Ralph Fisher never thought he'd get another Chance. "We knew he was old, and that he was dying," the bull's owner explains. "And we just thought he was gone forever."

A mild mannered screen star, Ralph and Sandra Fisher built a life and a portrait-taking business with Chance until he died three months ago. But, now there's Second Chance. (What else would you call a clone of a 21-year-old Brahman bull named Chance?)

The little bull takes a closer look.

"The head is the same, the eyes are the same," Sandra notes. "It's not Chance's son -- it's Chance."
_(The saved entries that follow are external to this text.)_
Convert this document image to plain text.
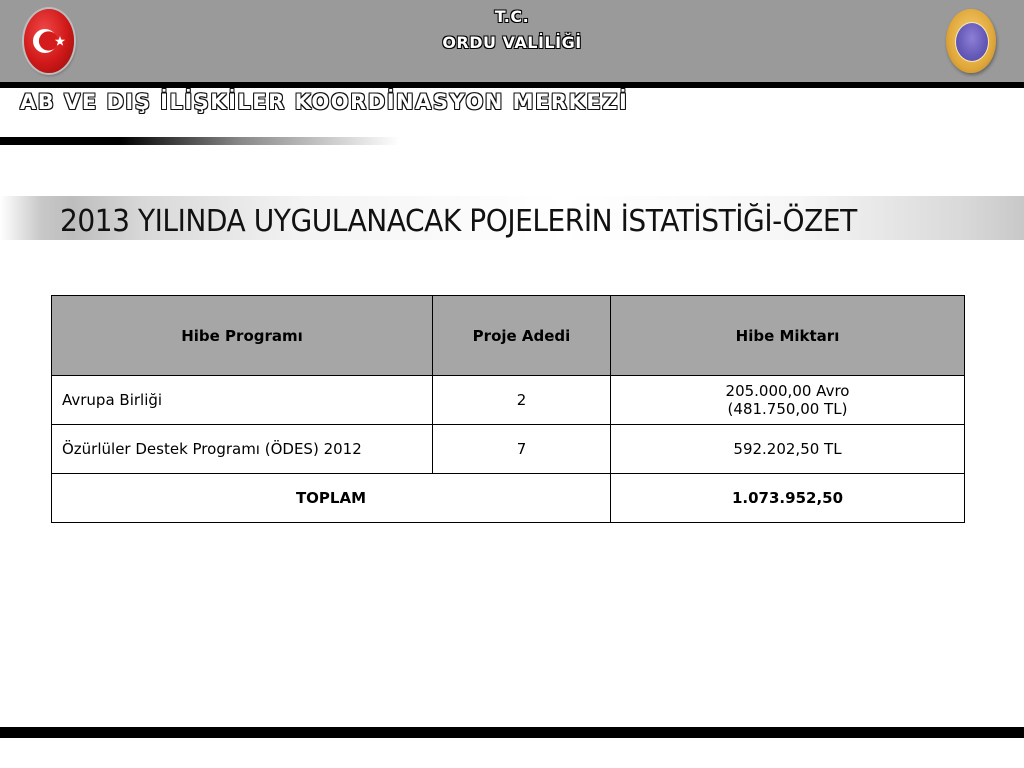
T.C.
ORDU VALİLİĞİ
AB VE DIŞ İLİŞKİLER KOORDİNASYON MERKEZİ
2013 YILINDA UYGULANACAK POJELERİN İSTATİSTİĞİ-ÖZET
Hibe Programı	Proje Adedi	Hibe Miktarı
Avrupa Birliği	2	205.000,00 Avro
(481.750,00 TL)

Özürlüler Destek Programı (ÖDES) 2012	7	592.202,50 TL
TOPLAM		1.073.952,50
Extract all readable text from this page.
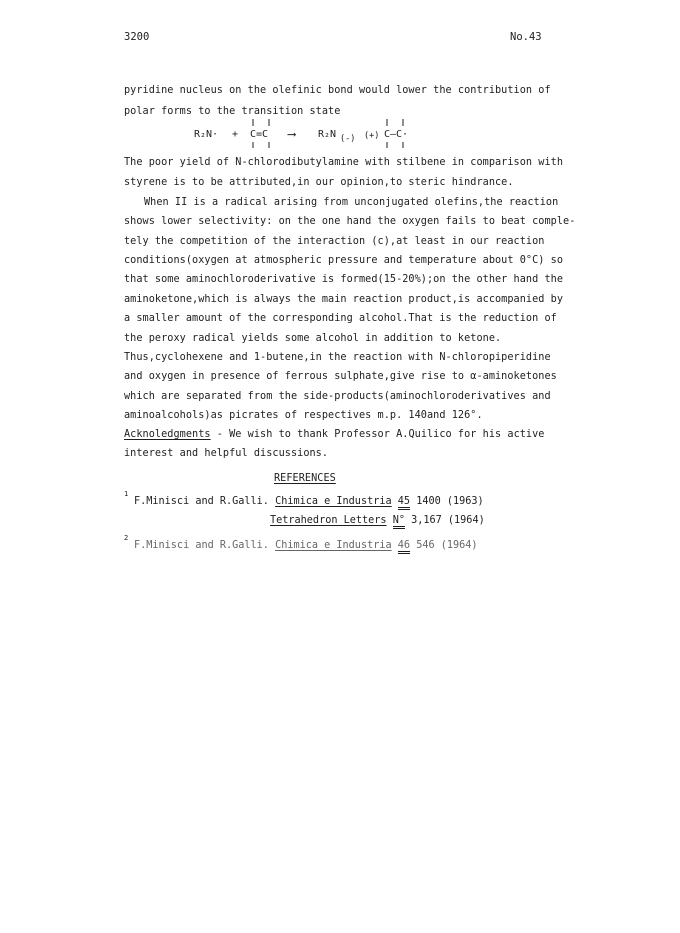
3200	No.43
pyridine nucleus on the olefinic bond would lower the contribution of
polar forms to the transition state
R₂N· + C=C ⟶ R₂N (-) (+) C—C·
The poor yield of N-chlorodibutylamine with stilbene in comparison with
styrene is to be attributed,in our opinion,to steric hindrance.
When II is a radical arising from unconjugated olefins,the reaction
shows lower selectivity: on the one hand the oxygen fails to beat comple-
tely the competition of the interaction (c),at least in our reaction
conditions(oxygen at atmospheric pressure and temperature about 0°C) so
that some aminochloroderivative is formed(15-20%);on the other hand the
aminoketone,which is always the main reaction product,is accompanied by
a smaller amount of the corresponding alcohol.That is the reduction of
the peroxy radical yields some alcohol in addition to ketone.
Thus,cyclohexene and 1-butene,in the reaction with N-chloropiperidine
and oxygen in presence of ferrous sulphate,give rise to α-aminoketones
which are separated from the side-products(aminochloroderivatives and
aminoalcohols)as picrates of respectives m.p. 140and 126°.
Acknoledgments - We wish to thank Professor A.Quilico for his active
interest and helpful discussions.
REFERENCES
1
F.Minisci and R.Galli. Chimica e Industria 45 1400 (1963)
Tetrahedron Letters N° 3,167 (1964)
2
F.Minisci and R.Galli. Chimica e Industria 46 546 (1964)
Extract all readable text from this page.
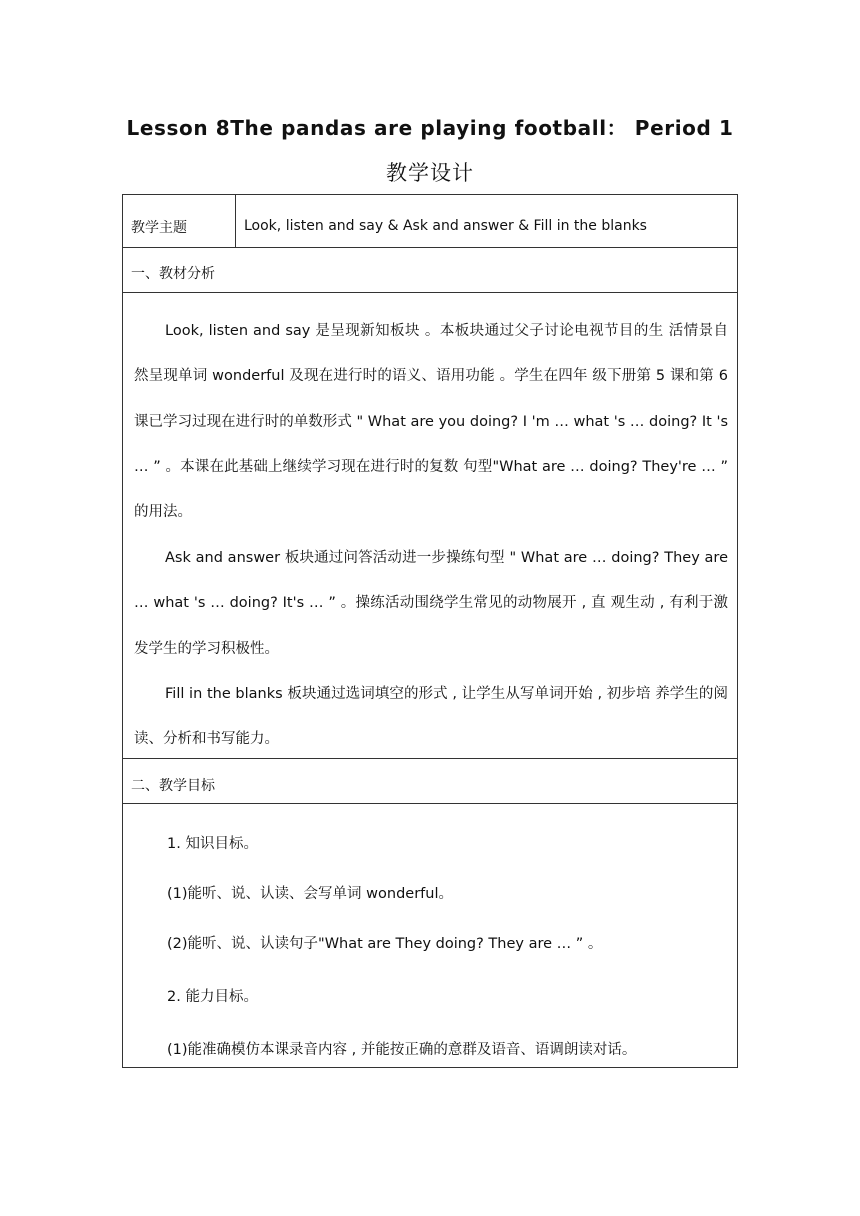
Lesson 8The pandas are playing football： Period 1
教学设计
教学主题	Look, listen and say & Ask and answer & Fill in the blanks
一、教材分析
Look, listen and say 是呈现新知板块 。本板块通过父子讨论电视节目的生 活情景自然呈现单词 wonderful 及现在进行时的语义、语用功能 。学生在四年 级下册第 5 课和第 6 课已学习过现在进行时的单数形式 " What are you doing? I 'm … what 's … doing? It 's … ” 。本课在此基础上继续学习现在进行时的复数 句型"What are … doing? They're … ” 的用法。
Ask and answer 板块通过问答活动进一步操练句型 " What are … doing? They are … what 's … doing? It's … ” 。操练活动围绕学生常见的动物展开 , 直 观生动 , 有利于激发学生的学习积极性。
Fill in the blanks 板块通过选词填空的形式 , 让学生从写单词开始 , 初步培 养学生的阅读、分析和书写能力。
二、教学目标
1. 知识目标。
(1)能听、说、认读、会写单词 wonderful。
(2)能听、说、认读句子"What are They doing? They are … ” 。
2. 能力目标。
(1)能准确模仿本课录音内容 , 并能按正确的意群及语音、语调朗读对话。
Not ready to say goodbye to Chance, the Fishers called on the team of veterinarians to inject some of the steers' skin cells into a donor egg stripped of its DNA. According to Texas A&M's Mark Westhusin, "He's the first because he's probably the oldest donor that has ever been produced. We think he's also the only adult male that has ever been cloned."

The odds on this "game of chance" were 189 to 1 -- 189 different cells were injected into 189 different eggs before the process took and the embryo developed to term.

"I guess he's been reincarnated," Ralph says. "But we hope he'll do exactly what he did the first time. Be a good pet, a business associate."

He calls the strange reunion "cutting-edge, tear-jerkin', good Texas stuff." And for now, he and Sandra are thanking God, thanking science, and not asking too many questions.